Once you locate the sensor wedge your flathead screwdriver between the clip and your sensor. If you didn’t want to go all out and buy the new 65 cent clip then be gentle therefore you don’t warp or break it. Now pull out the sensor though it may be still linked to the wire harness. If you are concerned you can place some paper towels under the hose before you remove the sensor, some coolant may leak out.

By using your fingers or possibly a small screwdriver, release the wire harness. I described these little clips before in one of my other DIY’s. Just use gentle pressure, no reason to show off for that ladies and get all he-man here. The clips can be fragile so the last thing for you to do is break it. Update: I just broke one off, Here is a diy on how to replace broken harness connectors when you accidently break yours.

Once your old sensor is released in the wire harness check to see when the o-ring is on it, In the event the o-ring is not on the sensor then dig it out of the hole with the little pinky finger. (Wow that brings back high school memories).

Prior to stick the brand new sensor in I like to lube up the new o-ring after some coolant to help you it all seal up properly.

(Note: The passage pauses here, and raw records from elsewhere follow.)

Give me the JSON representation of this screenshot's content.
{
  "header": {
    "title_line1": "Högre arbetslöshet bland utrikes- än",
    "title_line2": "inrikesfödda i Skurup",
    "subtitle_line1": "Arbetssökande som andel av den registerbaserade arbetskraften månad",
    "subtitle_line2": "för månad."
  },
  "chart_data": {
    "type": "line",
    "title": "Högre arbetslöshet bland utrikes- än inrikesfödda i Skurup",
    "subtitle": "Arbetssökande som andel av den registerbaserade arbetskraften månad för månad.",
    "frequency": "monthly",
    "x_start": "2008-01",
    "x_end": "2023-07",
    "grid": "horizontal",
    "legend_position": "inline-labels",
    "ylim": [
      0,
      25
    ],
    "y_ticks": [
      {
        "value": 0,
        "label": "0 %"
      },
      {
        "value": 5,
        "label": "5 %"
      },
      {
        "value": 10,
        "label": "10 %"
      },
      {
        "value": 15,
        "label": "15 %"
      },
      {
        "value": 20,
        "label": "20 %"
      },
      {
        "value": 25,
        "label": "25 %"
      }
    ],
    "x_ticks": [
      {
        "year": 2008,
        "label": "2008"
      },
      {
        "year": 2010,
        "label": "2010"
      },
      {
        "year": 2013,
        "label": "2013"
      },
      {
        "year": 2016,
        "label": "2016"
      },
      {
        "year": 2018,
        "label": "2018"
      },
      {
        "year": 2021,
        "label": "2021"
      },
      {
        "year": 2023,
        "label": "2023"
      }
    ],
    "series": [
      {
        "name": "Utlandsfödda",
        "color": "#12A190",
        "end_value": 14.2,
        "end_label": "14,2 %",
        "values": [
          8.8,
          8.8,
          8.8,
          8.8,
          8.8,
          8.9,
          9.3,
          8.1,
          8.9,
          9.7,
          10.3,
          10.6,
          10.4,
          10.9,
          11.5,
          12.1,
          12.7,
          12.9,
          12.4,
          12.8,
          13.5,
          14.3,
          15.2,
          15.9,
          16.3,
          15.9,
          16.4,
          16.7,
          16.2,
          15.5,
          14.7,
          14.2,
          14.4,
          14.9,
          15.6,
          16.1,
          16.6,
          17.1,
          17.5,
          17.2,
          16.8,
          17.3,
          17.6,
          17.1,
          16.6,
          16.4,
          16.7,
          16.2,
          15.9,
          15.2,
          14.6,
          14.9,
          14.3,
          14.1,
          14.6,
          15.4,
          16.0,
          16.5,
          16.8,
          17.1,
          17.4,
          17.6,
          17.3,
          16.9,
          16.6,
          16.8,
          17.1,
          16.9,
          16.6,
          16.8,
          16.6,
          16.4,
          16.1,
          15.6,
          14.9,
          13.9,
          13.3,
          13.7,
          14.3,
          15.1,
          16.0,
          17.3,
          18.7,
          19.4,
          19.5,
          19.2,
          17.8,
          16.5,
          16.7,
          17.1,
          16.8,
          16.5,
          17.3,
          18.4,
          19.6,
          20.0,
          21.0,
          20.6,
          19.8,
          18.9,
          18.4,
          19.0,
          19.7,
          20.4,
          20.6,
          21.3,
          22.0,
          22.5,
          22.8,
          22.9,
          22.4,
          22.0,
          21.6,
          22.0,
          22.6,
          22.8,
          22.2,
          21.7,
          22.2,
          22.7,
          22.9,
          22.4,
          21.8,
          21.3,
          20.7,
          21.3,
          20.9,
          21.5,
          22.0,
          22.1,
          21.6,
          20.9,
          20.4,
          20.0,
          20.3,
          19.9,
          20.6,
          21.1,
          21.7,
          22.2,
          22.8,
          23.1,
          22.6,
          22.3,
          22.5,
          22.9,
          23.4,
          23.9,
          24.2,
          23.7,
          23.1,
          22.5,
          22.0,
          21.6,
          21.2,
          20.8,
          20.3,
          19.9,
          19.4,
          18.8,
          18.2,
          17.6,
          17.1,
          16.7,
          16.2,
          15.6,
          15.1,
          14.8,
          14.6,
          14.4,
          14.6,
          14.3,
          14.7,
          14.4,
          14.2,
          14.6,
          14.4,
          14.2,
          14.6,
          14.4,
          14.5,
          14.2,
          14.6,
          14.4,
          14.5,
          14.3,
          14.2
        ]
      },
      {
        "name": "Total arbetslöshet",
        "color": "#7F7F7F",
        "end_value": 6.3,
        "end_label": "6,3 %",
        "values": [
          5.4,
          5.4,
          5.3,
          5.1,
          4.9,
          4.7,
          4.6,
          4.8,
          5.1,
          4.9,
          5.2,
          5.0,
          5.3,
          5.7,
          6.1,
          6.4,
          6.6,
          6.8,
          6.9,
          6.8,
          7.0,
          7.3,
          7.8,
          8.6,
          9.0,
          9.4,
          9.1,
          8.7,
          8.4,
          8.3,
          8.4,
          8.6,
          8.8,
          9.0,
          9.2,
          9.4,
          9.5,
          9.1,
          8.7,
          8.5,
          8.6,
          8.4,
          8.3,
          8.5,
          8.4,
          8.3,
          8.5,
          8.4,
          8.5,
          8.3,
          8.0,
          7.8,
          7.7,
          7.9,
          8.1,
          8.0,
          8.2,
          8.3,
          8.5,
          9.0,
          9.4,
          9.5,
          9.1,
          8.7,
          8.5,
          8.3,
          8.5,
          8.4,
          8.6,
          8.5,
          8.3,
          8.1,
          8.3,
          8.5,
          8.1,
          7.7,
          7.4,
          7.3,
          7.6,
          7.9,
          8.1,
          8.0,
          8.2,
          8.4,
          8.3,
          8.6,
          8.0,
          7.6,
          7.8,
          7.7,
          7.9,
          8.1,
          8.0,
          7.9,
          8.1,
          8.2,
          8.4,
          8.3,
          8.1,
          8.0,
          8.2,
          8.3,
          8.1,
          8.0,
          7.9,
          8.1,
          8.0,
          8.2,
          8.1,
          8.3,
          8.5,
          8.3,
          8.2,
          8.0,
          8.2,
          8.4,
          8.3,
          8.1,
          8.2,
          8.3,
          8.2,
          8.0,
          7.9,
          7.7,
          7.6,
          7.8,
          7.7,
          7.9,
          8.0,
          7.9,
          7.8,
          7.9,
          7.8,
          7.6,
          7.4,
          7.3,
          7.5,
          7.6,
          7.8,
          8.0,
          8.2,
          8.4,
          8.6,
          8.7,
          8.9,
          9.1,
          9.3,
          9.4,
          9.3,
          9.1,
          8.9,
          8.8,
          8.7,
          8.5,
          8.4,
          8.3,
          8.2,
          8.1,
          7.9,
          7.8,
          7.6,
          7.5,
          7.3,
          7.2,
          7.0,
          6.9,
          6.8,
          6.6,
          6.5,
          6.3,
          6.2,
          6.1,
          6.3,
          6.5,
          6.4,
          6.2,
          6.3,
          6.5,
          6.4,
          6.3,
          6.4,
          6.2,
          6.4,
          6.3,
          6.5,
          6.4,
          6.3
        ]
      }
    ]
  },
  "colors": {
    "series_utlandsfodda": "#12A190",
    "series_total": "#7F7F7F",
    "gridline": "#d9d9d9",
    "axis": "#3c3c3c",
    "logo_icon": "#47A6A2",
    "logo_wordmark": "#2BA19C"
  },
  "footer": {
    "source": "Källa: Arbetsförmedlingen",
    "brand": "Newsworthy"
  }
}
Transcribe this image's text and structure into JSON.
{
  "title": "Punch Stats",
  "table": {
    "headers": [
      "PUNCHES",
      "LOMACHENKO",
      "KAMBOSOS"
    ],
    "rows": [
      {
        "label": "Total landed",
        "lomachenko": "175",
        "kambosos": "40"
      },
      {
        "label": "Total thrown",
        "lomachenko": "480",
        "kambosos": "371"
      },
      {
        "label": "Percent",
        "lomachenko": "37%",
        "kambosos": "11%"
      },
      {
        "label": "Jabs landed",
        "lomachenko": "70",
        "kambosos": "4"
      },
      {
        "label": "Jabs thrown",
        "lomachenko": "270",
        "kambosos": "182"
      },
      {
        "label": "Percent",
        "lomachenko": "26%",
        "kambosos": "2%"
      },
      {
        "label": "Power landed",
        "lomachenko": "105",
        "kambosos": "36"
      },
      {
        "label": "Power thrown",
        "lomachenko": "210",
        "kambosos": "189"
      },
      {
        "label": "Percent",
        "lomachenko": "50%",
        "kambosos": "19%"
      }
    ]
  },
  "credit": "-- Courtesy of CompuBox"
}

Slide your clip in gently, plug the wire harness in and start up the car. Given that nothing is leaking out then you’re ready to go. If your coolant is low pour a bit distilled water in the reservoir to top it off (do NOT mix it with store bought coolant).

If you do have a check engine light on you have two options now. You can unplug the negative terminal on your car battery for a couple of seconds which can reset your fault codes or can can just ignore the light for about sixty miles and as long as which was the only problem the sunshine will shut off on its own.

comments and Questions: In case you have any please feel free to leave them below.